Per decine di migliaia di anni, una creatura microscopica è rimasta congelata e immobile sottoterra, congelata nel permafrost siberiano.
Tuttavia, quando gli scienziati lo hanno scongelato, il minuscolo animale multicellulare non si è solo ripreso, si è riprodotto, suggerendo che esiste un meccanismo in base al quale gli animali multicellulari possono evitare il danno cellulare durante il processo di congelamento e svegliarsi pronti a riprodursi.
“Il nostro rapporto è la prova ad oggi più evidente che gli animali multicellulari potrebbero resistere decine di migliaia di anni in criptobiosi, uno stato di metabolismo quasi completamente arrestato“, ha detto il biologo Stas Malavin del Laboratorio di criologia del suolo presso l’Istituto di problemi fisici e biologici di Scienza del suolo in Russia.

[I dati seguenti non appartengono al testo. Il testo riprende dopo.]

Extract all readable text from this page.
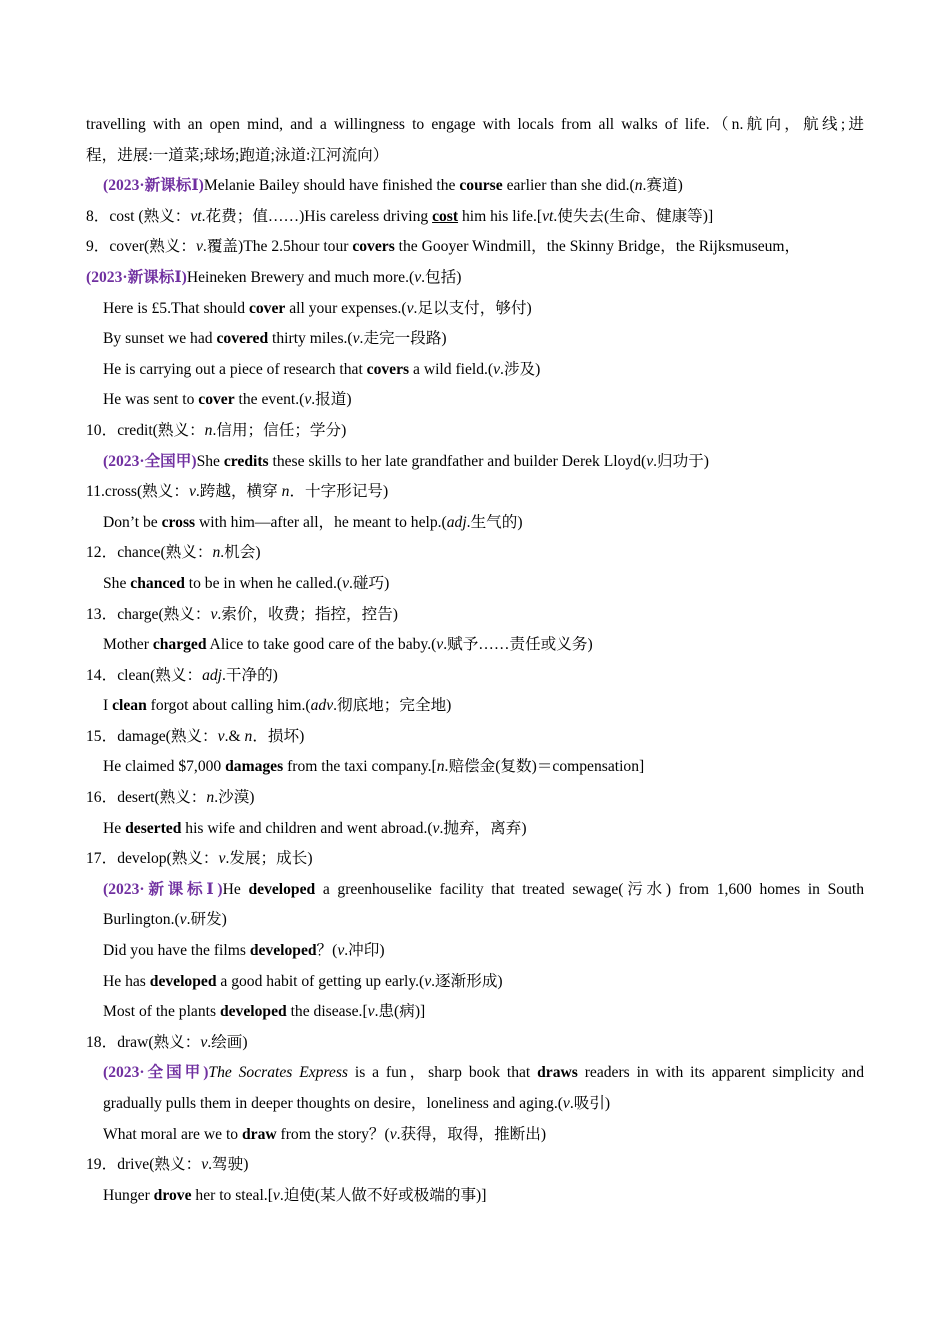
travelling with an open mind, and a willingness to engage with locals from all walks of life.（n.航向，航线;进
程，进展:一道菜;球场;跑道;泳道:江河流向）
(2023·新课标Ⅰ)Melanie Bailey should have finished the course earlier than she did.(n.赛道)
8．cost (熟义：vt.花费；值……)His careless driving cost him his life.[vt.使失去(生命、健康等)]
9．cover(熟义：v.覆盖)The 2.5hour tour covers the Gooyer Windmill，the Skinny Bridge，the Rijksmuseum，
(2023·新课标Ⅰ)Heineken Brewery and much more.(v.包括)
Here is £5.That should cover all your expenses.(v.足以支付，够付)
By sunset we had covered thirty miles.(v.走完一段路)
He is carrying out a piece of research that covers a wild field.(v.涉及)
He was sent to cover the event.(v.报道)
10．credit(熟义：n.信用；信任；学分)
(2023·全国甲)She credits these skills to her late grandfather and builder Derek Lloyd(v.归功于)
11.cross(熟义：v.跨越，横穿 n．十字形记号)
Don’t be cross with him—after all，he meant to help.(adj.生气的)
12．chance(熟义：n.机会)
She chanced to be in when he called.(v.碰巧)
13．charge(熟义：v.索价，收费；指控，控告)
Mother charged Alice to take good care of the baby.(v.赋予……责任或义务)
14．clean(熟义：adj.干净的)
I clean forgot about calling him.(adv.彻底地；完全地)
15．damage(熟义：v.& n．损坏)
He claimed $7,000 damages from the taxi company.[n.赔偿金(复数)＝compensation]
16．desert(熟义：n.沙漠)
He deserted his wife and children and went abroad.(v.抛弃，离弃)
17．develop(熟义：v.发展；成长)
(2023·新课标Ⅰ)He developed a greenhouselike facility that treated sewage(污水) from 1,600 homes in South
Burlington.(v.研发)
Did you have the films developed？(v.冲印)
He has developed a good habit of getting up early.(v.逐渐形成)
Most of the plants developed the disease.[v.患(病)]
18．draw(熟义：v.绘画)
(2023·全国甲)The Socrates Express is a fun，sharp book that draws readers in with its apparent simplicity and
gradually pulls them in deeper thoughts on desire，loneliness and aging.(v.吸引)
What moral are we to draw from the story？(v.获得，取得，推断出)
19．drive(熟义：v.驾驶)
Hunger drove her to steal.[v.迫使(某人做不好或极端的事)]
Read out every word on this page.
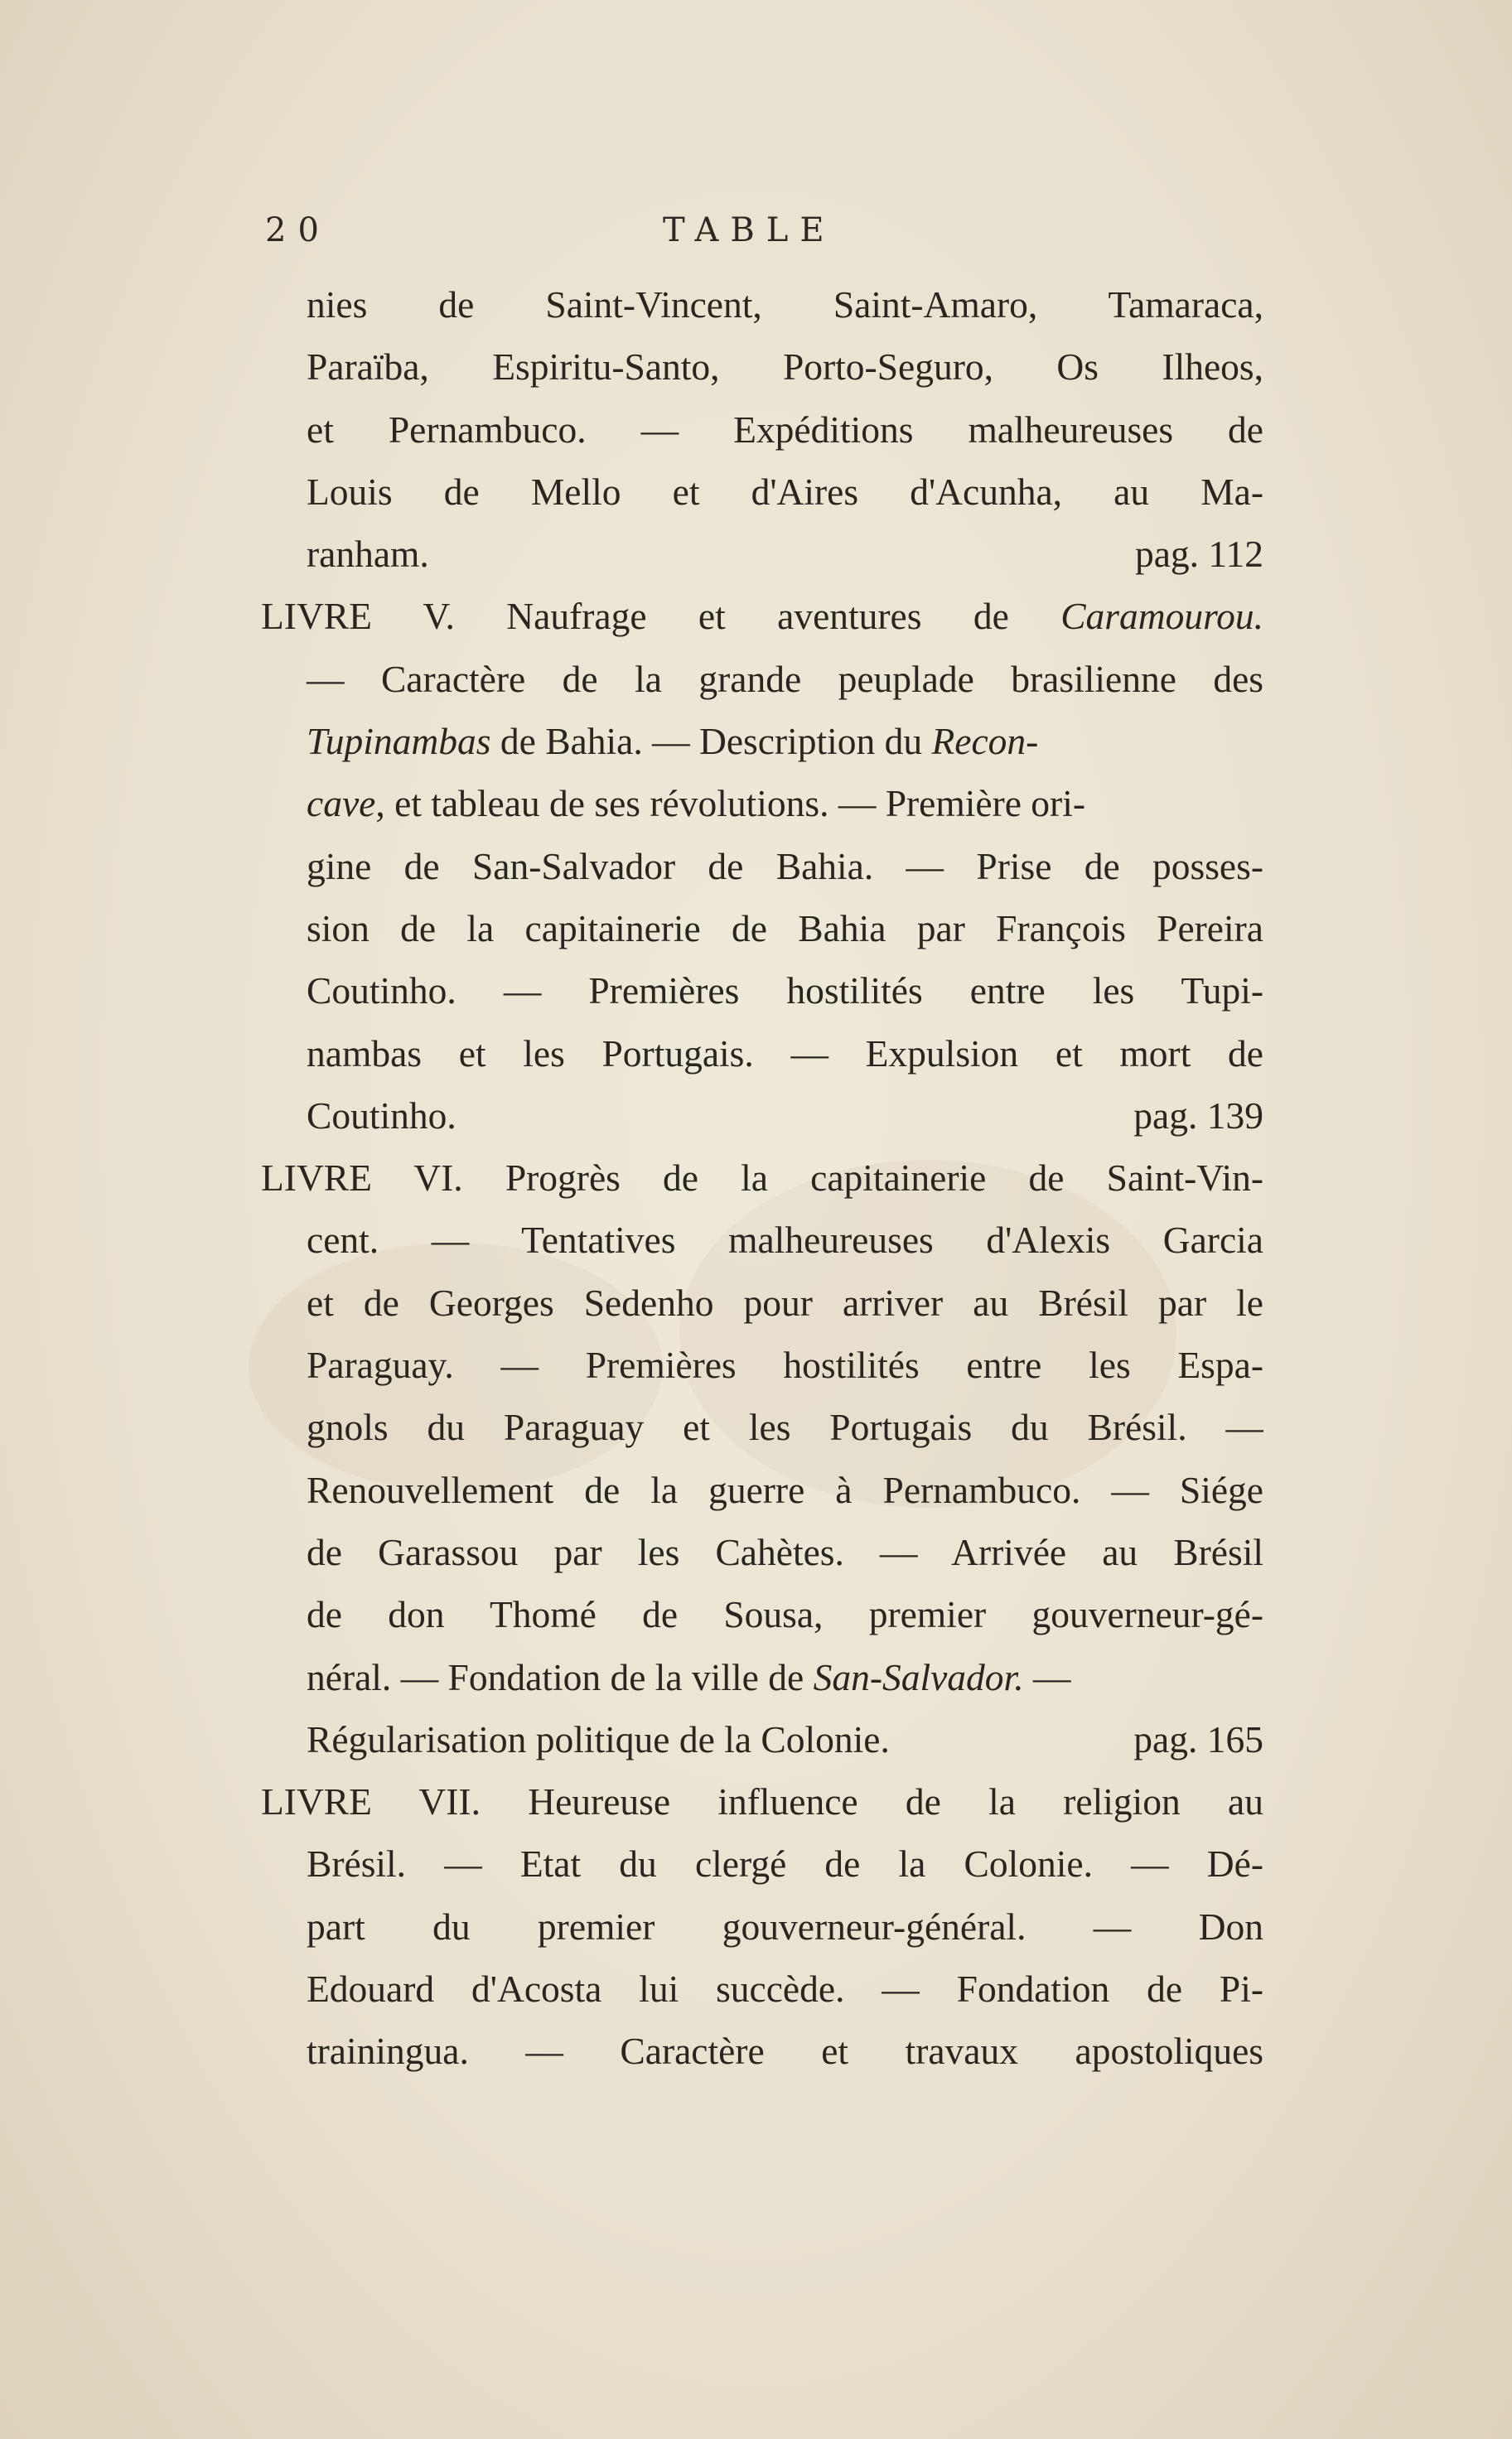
20	TABLE
nies de Saint-Vincent, Saint-Amaro, Tamaraca,
Paraïba, Espiritu-Santo, Porto-Seguro, Os Ilheos,
et Pernambuco. — Expéditions malheureuses de
Louis de Mello et d'Aires d'Acunha, au Ma-
ranham.	pag. 112
LIVRE V. Naufrage et aventures de Caramourou.
— Caractère de la grande peuplade brasilienne des
Tupinambas de Bahia. — Description du Recon-
cave, et tableau de ses révolutions. — Première ori-
gine de San-Salvador de Bahia. — Prise de posses-
sion de la capitainerie de Bahia par François Pereira
Coutinho. — Premières hostilités entre les Tupi-
nambas et les Portugais. — Expulsion et mort de
Coutinho.	pag. 139
LIVRE VI. Progrès de la capitainerie de Saint-Vin-
cent. — Tentatives malheureuses d'Alexis Garcia
et de Georges Sedenho pour arriver au Brésil par le
Paraguay. — Premières hostilités entre les Espa-
gnols du Paraguay et les Portugais du Brésil. —
Renouvellement de la guerre à Pernambuco. — Siége
de Garassou par les Cahètes. — Arrivée au Brésil
de don Thomé de Sousa, premier gouverneur-gé-
néral. — Fondation de la ville de San-Salvador. —
Régularisation politique de la Colonie.	pag. 165
LIVRE VII. Heureuse influence de la religion au
Brésil. — Etat du clergé de la Colonie. — Dé-
part du premier gouverneur-général. — Don
Edouard d'Acosta lui succède. — Fondation de Pi-
trainingua. — Caractère et travaux apostoliques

I discendenti di questa creatura oggi esistono ancora: si tratta di un invertebrato microscopico chiamato rotifero. Queste minuscole bestie acquatiche vivono negli specchi d’acqua di tutto il mondo e la loro capacità di sopravvivere a condizioni come il congelamento e la disidratazione è affascinante.
Precedenti studi ed esperimenti hanno dimostrato che possono sopravvivere per anni in uno stato di criptobiosi, in cui il corpo rallenta drasticamente tutte le funzioni biologiche – una vera e propria animazione sospesa. Dagli ultimi studi, si sapeva che questi animaletti possono sopravvivere almeno un decennio nello stato di congelamento.
L’antico permafrost artico si è rivelato un tesoro inaspettatamente ricco di antichi organismi sopravvissuti ai millenni. Questi comprendono microbi come virus, piante e muschi. Un recupero eccezionale è stato un nematode multicellulare più vecchio di 30.000 anni che è tornato alla vita.
Il ritrovamento del rotifero, una specie d’acqua dolce del genere Adineta, suggerisce che il recupero del nematode non sia stato solo un colpo di fortuna. Il campione di permafrost è stato raccolto da 3,5 metri sotto terra presso il fiume Alazeya nella Siberia settentrionale. Conteneva terriccio ricco di ghiaccio del tardo Pleistocene; la datazione al radiocarbonio ha confermato che il campione aveva circa 24.000 anni.
I ricercatori hanno mantenuto le colture di questo campione, che conteneva una serie di organismi, tra cui un certo numero di rotiferi viventi. Mentre erano in laboratorio, queste minuscole creature si sono riprodotte per partenogenesi; cioè clonazione asessuata, l’unico modo in cui i rotiferi possono riprodursi.
La loro presenza nel campione congelato – non avvenuta per contaminazione – è stata confermata dalla ricerca di materiale genetico nel permafrost e dal confronto degli antichi rotiferi con le specie moderne.
Quindi, il team di ricerca ha selezionato casualmente 144 individui del ceppo che si era ripreso e li ha congelati di nuovo a una temperatura di -15 gradi Celsius per un periodo di una settimana.
I sopravvissuti sono stati paragonati a membri congelati e rianimati di rotiferi d’acqua dolce contemporanei. L’aspetto interessante è che gli antichi rotiferi non sembrano essere significativamente più resistenti al congelamento dei rotiferi moderni.
L’analisi del team suggerisce che, se il processo di congelamento è relativamente lento, le cellule dei rotiferi possono sopravvivere alla formazione di cristalli di ghiaccio con danni minimi, consentendo loro di sopravvivere, anche se non è ancora noto come possano sopravvivere per decine di migliaia di anni.
Il team spera di condurre ulteriori ricerche sul processo nella speranza di identificare il meccanismo. Questo potrebbe quindi – con un forse molto grande – aiutare a identificare un modo per proteggere le cellule di organismi più complessi, hanno detto i ricercatori.
“Il punto è che un organismo multicellulare può essere congelato e conservato come tale per migliaia di anni e poi tornare in vita – il sogno di molti appassionati di fantascienza“, ha detto Malavin.
“Naturalmente, più l’organismo è complesso, più è difficile conservarlo vivo congelato e, per i mammiferi, non è attualmente possibile. Tuttavia, passare da un organismo unicellulare a un organismo con un intestino e un cervello, sebbene microscopici, è un grande passo avanti“.
La ricerca è stata pubblicata su Current Biology.